Le magistrat est sanctionné pour une affaire de corruption présumée qui lui valu une arrestation à l’été 2008, à Montpellier, où il était en poste au parquet. Un dentiste en délicatesse avec la justice lui aurait versé plusieurs milliers d’euros en échange d’informations.
La garde des Sceaux a suivi l’avis du Conseil supérieur de la magistrature rendu mardi dernier.
Patrick Keil avait conduit en 1998 et 1999 l’enquête sur l’équipe cycliste Festina, qui a marqué le début d’une longue série d’affaires de dopage sur le Tour de France.

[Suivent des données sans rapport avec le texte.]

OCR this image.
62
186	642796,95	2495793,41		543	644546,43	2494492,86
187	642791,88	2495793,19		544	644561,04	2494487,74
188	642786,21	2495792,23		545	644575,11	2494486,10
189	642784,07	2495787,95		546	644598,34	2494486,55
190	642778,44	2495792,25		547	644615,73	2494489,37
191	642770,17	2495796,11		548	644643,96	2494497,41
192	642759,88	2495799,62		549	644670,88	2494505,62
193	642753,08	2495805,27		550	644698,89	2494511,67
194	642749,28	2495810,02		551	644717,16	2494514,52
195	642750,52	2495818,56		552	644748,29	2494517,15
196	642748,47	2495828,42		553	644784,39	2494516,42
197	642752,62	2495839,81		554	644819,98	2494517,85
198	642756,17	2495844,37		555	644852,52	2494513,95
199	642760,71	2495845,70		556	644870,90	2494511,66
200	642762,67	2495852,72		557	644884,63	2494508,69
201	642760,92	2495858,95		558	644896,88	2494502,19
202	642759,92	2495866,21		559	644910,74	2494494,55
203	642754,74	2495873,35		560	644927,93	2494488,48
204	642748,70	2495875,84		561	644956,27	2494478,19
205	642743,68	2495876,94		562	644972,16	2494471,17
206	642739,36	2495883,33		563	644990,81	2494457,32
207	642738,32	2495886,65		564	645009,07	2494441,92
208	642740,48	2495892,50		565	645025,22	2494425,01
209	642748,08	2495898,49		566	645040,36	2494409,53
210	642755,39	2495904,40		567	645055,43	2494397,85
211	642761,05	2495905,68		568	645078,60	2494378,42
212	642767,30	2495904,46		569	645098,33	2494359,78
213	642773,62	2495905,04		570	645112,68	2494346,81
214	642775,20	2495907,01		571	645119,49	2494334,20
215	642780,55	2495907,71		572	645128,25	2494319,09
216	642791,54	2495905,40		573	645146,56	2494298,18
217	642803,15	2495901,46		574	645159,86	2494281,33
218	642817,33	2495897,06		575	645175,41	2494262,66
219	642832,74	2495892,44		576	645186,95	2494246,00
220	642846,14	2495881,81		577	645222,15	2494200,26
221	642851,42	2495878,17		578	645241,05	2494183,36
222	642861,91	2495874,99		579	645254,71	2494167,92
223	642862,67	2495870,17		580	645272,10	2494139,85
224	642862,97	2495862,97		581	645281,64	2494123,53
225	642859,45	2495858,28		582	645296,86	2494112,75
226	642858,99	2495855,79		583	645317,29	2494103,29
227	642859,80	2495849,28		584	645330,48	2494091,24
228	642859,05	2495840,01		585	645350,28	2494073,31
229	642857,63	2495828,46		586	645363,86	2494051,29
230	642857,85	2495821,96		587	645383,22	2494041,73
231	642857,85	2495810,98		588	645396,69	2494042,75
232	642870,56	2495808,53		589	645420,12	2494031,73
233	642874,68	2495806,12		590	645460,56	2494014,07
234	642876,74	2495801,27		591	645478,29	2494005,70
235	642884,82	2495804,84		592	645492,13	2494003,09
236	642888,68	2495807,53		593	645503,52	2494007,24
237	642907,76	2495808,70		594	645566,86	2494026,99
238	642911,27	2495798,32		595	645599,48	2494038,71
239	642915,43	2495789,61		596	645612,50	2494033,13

Commencée par l’arrestation à un contrôle douanier d’un “masseur” de l’équipe Festina en possession d’importantes quantités de produits dopants, la procédure avait perturbé l’épreuve, surnommée par la presse “Tour de la honte”, rythmée par les descentes de police et les défections de coureurs.
Le dossier avait abouti à un procès à Lille en 2000 où avait été reconnue pour la première fois la généralisation du dopage et où le champion français Richard Virenque avait pour la première fois avoué avoir pris des produits interdits.
Dans un entretien au Monde publié jeudi, Patrick Keil, délivré de son obligation de réserve, a raconté avoir subi des pressions sur cette affaire relative à l’une des épreuves sportives les plus lucratives au monde.
Il affirme que le président du tribunal de Lille lui aurait dit : “Vous êtes indépendant, mais pensez à votre carrière. Virenque, on en parlera encore pendant de longues années”.
Il a aussi raconté avoir subi des contrôles et des pressions pour ralentir son instruction au moment de l’épreuve. “Il fallait que le Tour aille au bout”, a-t-il dit.
L’Italien Marco Pantani a remporté l’épreuve et est mort ensuite en 2004 d’une surdose de drogue.
Ensuite, a déclaré le magistrat au Monde, des pressions ont été exercées pour que l’enquête soit bouclée au plus vite, afin de ne pas perturber le Tour suivant, qui fut baptisée “Tour du renouveau” par les organisateurs.